Benue State Buries Their Dead Killed By Herdsmen Amidst Tears And Sorrow

It was a very sad Thursday in Benue State following a mass burial of more than 70 people that were killed by the Fulani Herdsmen recently. As a matter of fact, dozens of people have been killed in conflicts between the Fulani nomadic herdsmen and farming communities in three states that include Benue, Taraba and Nasarawa – in recent weeks as the All Progressive Congress-led Federal Government of Nigeria kept mum.

However, the Nigerian army says it has deployed Special Forces to all three states to “stem the menace,” just as millions of Nigerians no longer take the utterances of the army seriously following their recent activities in some parts of the country and outright neglect of even more severe crimes against the Nigerian state in another part of the same Nigeria.

Herders, mostly from the Fulani ethnic group, where President Muhammadu Buhari comes from and farmers in Benue State often clash over grazing land in the region. Since the New Year, the number of clashes has intensified, with more than 100 deaths reported in Benue and Taraba states. Yet the Federal government is yet to take a definite action that would restore calm in the state. Fighting has been particularly heavy in Benue State, where reports have it that 80 people have been killed while another 80,000 have been displaced.

“Thousands of people attended yesterday’s funeral service to honour those that were gruesomely killed,” according to Benue’s information commissioner, Mr. Lawrence Onoja told the British Broadcasting Corporation. Mr Onoja, who also attended the funeral, said 73 people were buried.

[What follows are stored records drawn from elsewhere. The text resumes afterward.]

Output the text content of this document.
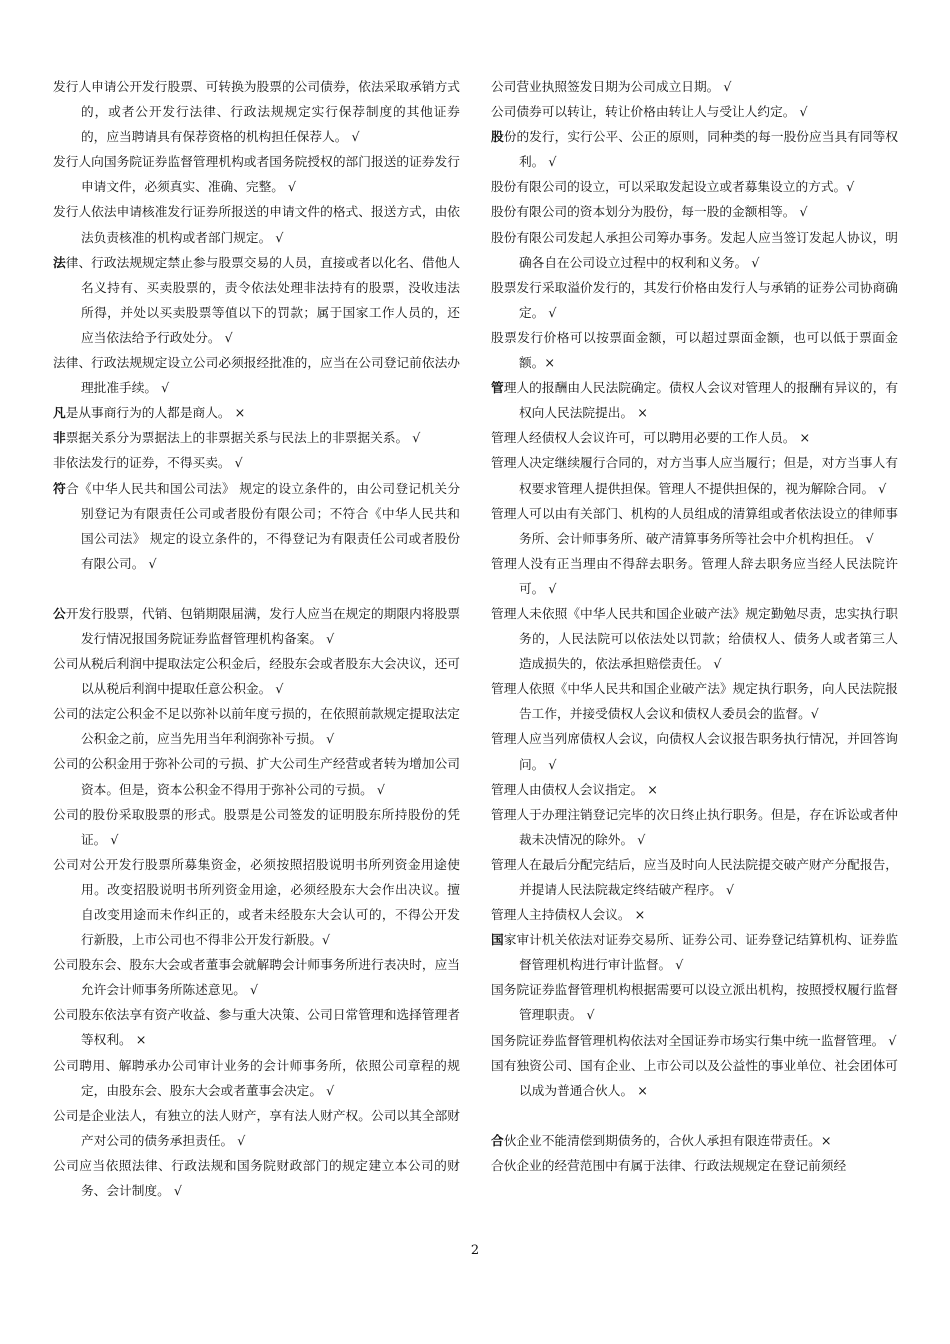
发行人申请公开发行股票、可转换为股票的公司债券，依法采取承销方式的，或者公开发行法律、行政法规规定实行保荐制度的其他证券的，应当聘请具有保荐资格的机构担任保荐人。 √

发行人向国务院证券监督管理机构或者国务院授权的部门报送的证券发行申请文件，必须真实、准确、完整。 √

发行人依法申请核准发行证券所报送的申请文件的格式、报送方式，由依法负责核准的机构或者部门规定。 √

法律、行政法规规定禁止参与股票交易的人员，直接或者以化名、借他人名义持有、买卖股票的，责令依法处理非法持有的股票，没收违法所得，并处以买卖股票等值以下的罚款；属于国家工作人员的，还应当依法给予行政处分。 √

法律、行政法规规定设立公司必须报经批准的，应当在公司登记前依法办理批准手续。 √

凡是从事商行为的人都是商人。 ×

非票据关系分为票据法上的非票据关系与民法上的非票据关系。 √

非依法发行的证券，不得买卖。 √

符合《中华人民共和国公司法》 规定的设立条件的，由公司登记机关分别登记为有限责任公司或者股份有限公司；不符合《中华人民共和国公司法》 规定的设立条件的，不得登记为有限责任公司或者股份有限公司。 √

公开发行股票，代销、包销期限届满，发行人应当在规定的期限内将股票发行情况报国务院证券监督管理机构备案。 √

公司从税后利润中提取法定公积金后，经股东会或者股东大会决议，还可以从税后利润中提取任意公积金。 √

公司的法定公积金不足以弥补以前年度亏损的，在依照前款规定提取法定公积金之前，应当先用当年利润弥补亏损。 √

公司的公积金用于弥补公司的亏损、扩大公司生产经营或者转为增加公司资本。但是，资本公积金不得用于弥补公司的亏损。 √

公司的股份采取股票的形式。股票是公司签发的证明股东所持股份的凭证。 √

公司对公开发行股票所募集资金，必须按照招股说明书所列资金用途使用。改变招股说明书所列资金用途，必须经股东大会作出决议。擅自改变用途而未作纠正的，或者未经股东大会认可的，不得公开发行新股，上市公司也不得非公开发行新股。√

公司股东会、股东大会或者董事会就解聘会计师事务所进行表决时，应当允许会计师事务所陈述意见。 √

公司股东依法享有资产收益、参与重大决策、公司日常管理和选择管理者等权利。 ×

公司聘用、解聘承办公司审计业务的会计师事务所，依照公司章程的规定，由股东会、股东大会或者董事会决定。 √

公司是企业法人，有独立的法人财产，享有法人财产权。公司以其全部财产对公司的债务承担责任。 √

公司应当依照法律、行政法规和国务院财政部门的规定建立本公司的财务、会计制度。 √

公司营业执照签发日期为公司成立日期。 √

公司债券可以转让，转让价格由转让人与受让人约定。 √

股份的发行，实行公平、公正的原则，同种类的每一股份应当具有同等权利。 √

股份有限公司的设立，可以采取发起设立或者募集设立的方式。√

股份有限公司的资本划分为股份，每一股的金额相等。 √

股份有限公司发起人承担公司筹办事务。发起人应当签订发起人协议，明确各自在公司设立过程中的权利和义务。 √

股票发行采取溢价发行的，其发行价格由发行人与承销的证券公司协商确定。 √

股票发行价格可以按票面金额，可以超过票面金额，也可以低于票面金额。×

管理人的报酬由人民法院确定。债权人会议对管理人的报酬有异议的，有权向人民法院提出。 ×

管理人经债权人会议许可，可以聘用必要的工作人员。 ×

管理人决定继续履行合同的，对方当事人应当履行；但是，对方当事人有权要求管理人提供担保。管理人不提供担保的，视为解除合同。 √

管理人可以由有关部门、机构的人员组成的清算组或者依法设立的律师事务所、会计师事务所、破产清算事务所等社会中介机构担任。 √

管理人没有正当理由不得辞去职务。管理人辞去职务应当经人民法院许可。 √

管理人未依照《中华人民共和国企业破产法》规定勤勉尽责，忠实执行职务的，人民法院可以依法处以罚款；给债权人、债务人或者第三人造成损失的，依法承担赔偿责任。 √

管理人依照《中华人民共和国企业破产法》规定执行职务，向人民法院报告工作，并接受债权人会议和债权人委员会的监督。√

管理人应当列席债权人会议，向债权人会议报告职务执行情况，并回答询问。 √

管理人由债权人会议指定。 ×

管理人于办理注销登记完毕的次日终止执行职务。但是，存在诉讼或者仲裁未决情况的除外。 √

管理人在最后分配完结后，应当及时向人民法院提交破产财产分配报告，并提请人民法院裁定终结破产程序。 √

管理人主持债权人会议。 ×

国家审计机关依法对证券交易所、证券公司、证券登记结算机构、证券监督管理机构进行审计监督。 √

国务院证券监督管理机构根据需要可以设立派出机构，按照授权履行监督管理职责。 √

国务院证券监督管理机构依法对全国证券市场实行集中统一监督管理。 √

国有独资公司、国有企业、上市公司以及公益性的事业单位、社会团体可以成为普通合伙人。 ×

合伙企业不能清偿到期债务的，合伙人承担有限连带责任。×

合伙企业的经营范围中有属于法律、行政法规规定在登记前须经

2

The Commissioners however defended his state’s controversial ban on open cattle grazing implemented in November 2017, which Fulani herders have claimed targets them unfairly. “Our economy in Benue State depends on agriculture,” he said. “Take that away and we have a serious problem.” Mr. Onoja said that herdsman had a “misconception” the law was against them, saying they had not taken the time to look at it closely.

“Fulani herders have been a law unto themselves. We want them to adopt ranching. These clashes result from the encroachment of cattle on farmers’ land.” The BBC’s Haruna Shehu in the capital, Abuja, says Fulani herders’ associations have told him they only mount retaliatory attacks when others steal their cattle or kill members of their community. “They prepare attacks months in advance and enlist fellow herdsmen from as far as Guinea,” he said.